Possibly because he liked the greater trunk space the ‘51 BL had, preferred the extended box section design of the modern trunk introduced in the autumn of 1952 (the boot was lengthened and its volume doubled) or he just couldn’t bring himself to fabricate an entirely new back end, Mark merely cut off the roof at the C-pillars and left the rear intact.  A custom fabric top was fitted and with that he had in effect a Traction convertible!

Other Tractions have had roof sections removed and the rear end left as is.  A popular conversion in Europe for doing this leaving the door and the sides of the roof in place was carried out by AEAT (Anciens Établissements Ansart and Teisseire – located in Neuilly sur Seine 41 to 43, rue Ybry and 22, boulevard du General Leclerc).  This conversions made a découvrable out of sedan taking off the roof from just behind the windshield to the just above the trunk lid and fitting a foldable fabric top that included a rear window.

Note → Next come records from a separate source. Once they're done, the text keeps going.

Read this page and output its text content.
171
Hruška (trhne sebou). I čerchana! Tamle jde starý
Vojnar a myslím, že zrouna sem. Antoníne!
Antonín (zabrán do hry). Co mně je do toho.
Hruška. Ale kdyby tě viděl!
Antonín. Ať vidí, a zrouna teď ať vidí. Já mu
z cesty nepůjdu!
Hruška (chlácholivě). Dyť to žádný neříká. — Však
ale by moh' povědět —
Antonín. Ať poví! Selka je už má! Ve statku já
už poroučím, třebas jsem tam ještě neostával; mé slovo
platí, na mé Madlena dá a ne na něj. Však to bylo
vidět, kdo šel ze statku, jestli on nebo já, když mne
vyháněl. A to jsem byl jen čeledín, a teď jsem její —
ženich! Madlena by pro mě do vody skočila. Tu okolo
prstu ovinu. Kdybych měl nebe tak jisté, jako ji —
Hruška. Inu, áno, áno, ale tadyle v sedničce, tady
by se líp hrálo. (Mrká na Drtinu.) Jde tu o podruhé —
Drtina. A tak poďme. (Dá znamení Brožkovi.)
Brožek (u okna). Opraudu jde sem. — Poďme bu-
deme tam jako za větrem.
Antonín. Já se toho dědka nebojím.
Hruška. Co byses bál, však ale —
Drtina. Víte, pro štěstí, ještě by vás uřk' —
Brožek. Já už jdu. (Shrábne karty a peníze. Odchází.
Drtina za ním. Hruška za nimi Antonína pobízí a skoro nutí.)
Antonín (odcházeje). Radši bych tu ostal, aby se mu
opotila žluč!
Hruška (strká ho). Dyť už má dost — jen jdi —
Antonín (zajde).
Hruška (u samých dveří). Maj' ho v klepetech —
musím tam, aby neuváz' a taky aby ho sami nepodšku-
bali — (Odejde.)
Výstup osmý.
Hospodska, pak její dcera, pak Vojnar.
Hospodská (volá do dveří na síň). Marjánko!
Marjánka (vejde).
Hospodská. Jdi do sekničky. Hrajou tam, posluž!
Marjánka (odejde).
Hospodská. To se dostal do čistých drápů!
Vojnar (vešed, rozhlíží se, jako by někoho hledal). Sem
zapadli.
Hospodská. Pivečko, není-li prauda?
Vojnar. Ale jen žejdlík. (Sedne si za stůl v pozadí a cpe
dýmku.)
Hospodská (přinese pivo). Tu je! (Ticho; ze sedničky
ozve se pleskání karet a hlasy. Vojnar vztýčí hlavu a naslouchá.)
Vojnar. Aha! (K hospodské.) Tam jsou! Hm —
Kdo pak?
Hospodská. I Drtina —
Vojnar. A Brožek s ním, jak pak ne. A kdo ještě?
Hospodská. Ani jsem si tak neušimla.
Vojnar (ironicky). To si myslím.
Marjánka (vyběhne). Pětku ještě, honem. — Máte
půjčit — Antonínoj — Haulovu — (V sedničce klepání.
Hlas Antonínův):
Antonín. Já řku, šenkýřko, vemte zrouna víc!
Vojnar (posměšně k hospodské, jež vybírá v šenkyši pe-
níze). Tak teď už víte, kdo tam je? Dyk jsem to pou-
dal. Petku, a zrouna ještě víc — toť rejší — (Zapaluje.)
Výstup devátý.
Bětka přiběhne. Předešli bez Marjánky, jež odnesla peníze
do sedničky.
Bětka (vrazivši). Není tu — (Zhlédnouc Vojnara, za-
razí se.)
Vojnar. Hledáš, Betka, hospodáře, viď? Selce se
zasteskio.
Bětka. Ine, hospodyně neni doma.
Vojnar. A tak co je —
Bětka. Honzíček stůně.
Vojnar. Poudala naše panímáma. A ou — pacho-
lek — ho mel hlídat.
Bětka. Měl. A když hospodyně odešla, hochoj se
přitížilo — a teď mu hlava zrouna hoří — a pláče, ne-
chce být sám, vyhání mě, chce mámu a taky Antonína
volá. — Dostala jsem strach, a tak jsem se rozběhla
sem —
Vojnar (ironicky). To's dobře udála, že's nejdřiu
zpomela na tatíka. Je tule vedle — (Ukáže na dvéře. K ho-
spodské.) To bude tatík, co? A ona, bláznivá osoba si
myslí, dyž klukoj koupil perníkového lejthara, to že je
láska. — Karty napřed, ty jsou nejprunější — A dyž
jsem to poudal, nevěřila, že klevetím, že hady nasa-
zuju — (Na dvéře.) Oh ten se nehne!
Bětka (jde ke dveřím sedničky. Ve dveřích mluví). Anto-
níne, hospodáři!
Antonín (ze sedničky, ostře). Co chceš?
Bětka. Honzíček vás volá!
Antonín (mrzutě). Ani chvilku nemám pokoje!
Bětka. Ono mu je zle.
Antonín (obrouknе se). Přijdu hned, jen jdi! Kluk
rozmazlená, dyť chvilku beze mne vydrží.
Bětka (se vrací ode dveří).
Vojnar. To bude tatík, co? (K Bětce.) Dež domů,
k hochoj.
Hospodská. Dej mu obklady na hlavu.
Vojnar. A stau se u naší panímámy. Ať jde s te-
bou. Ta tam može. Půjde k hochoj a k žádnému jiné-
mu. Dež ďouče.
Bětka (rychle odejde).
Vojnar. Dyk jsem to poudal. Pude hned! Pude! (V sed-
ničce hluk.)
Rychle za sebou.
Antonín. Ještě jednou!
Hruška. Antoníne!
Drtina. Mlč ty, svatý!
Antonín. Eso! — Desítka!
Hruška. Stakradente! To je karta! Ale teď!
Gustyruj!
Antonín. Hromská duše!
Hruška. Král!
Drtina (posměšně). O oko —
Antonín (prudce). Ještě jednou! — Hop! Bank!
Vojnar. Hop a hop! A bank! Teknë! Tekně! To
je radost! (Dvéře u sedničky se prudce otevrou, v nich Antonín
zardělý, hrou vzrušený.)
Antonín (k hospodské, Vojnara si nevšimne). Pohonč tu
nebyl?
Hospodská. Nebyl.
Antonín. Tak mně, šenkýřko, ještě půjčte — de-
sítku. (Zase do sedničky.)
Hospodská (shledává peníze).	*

      AEAT découvrable conversions.

Mark owned his Traction BL convertible along with another unmodified 11BL sedan up until his passing in 2016.  He drove both very sparingly as he was always busy doing one thing or another and never really got around driving to them.  In fact 6 years ago he confessed to George Dyke that he actually only drove them to the gas station once each year to put in fresh fuel!  Amazingly the Traction convertible has managed to stay in exactly the same condition as when it was converted.

                     

Mark’s love of Traction’s was only matched by his love of Mini Coopers. He owned many through the years and for a short time in the 70’s raced them at Mosport, a race track just outside Toronto.  It was in the passenger seat of these Mini Coopers that his son has some of his fondest childhood memories.  Mark’s strong emotional ties to Traction’s were because of their connection with his father in Syria and his son now has those same emotional ties to Mini Coopers, not Traction Avant’s.  Although the family honours and appreciates the workmanship and engineering put into this unique car, they also acknowledge that in order for it to be loved and maintained properly it might be best to find it a new home.  This is why they are considering putting it up for sale.

We’re not sure how much this one-off convertible BL will command, but one thing is for sure, if you have the same desire as Mark Ketenjian did to own a topless Traction, and are impressed by what he achieved with his conversion, you surely can’t get a more distinctive ride!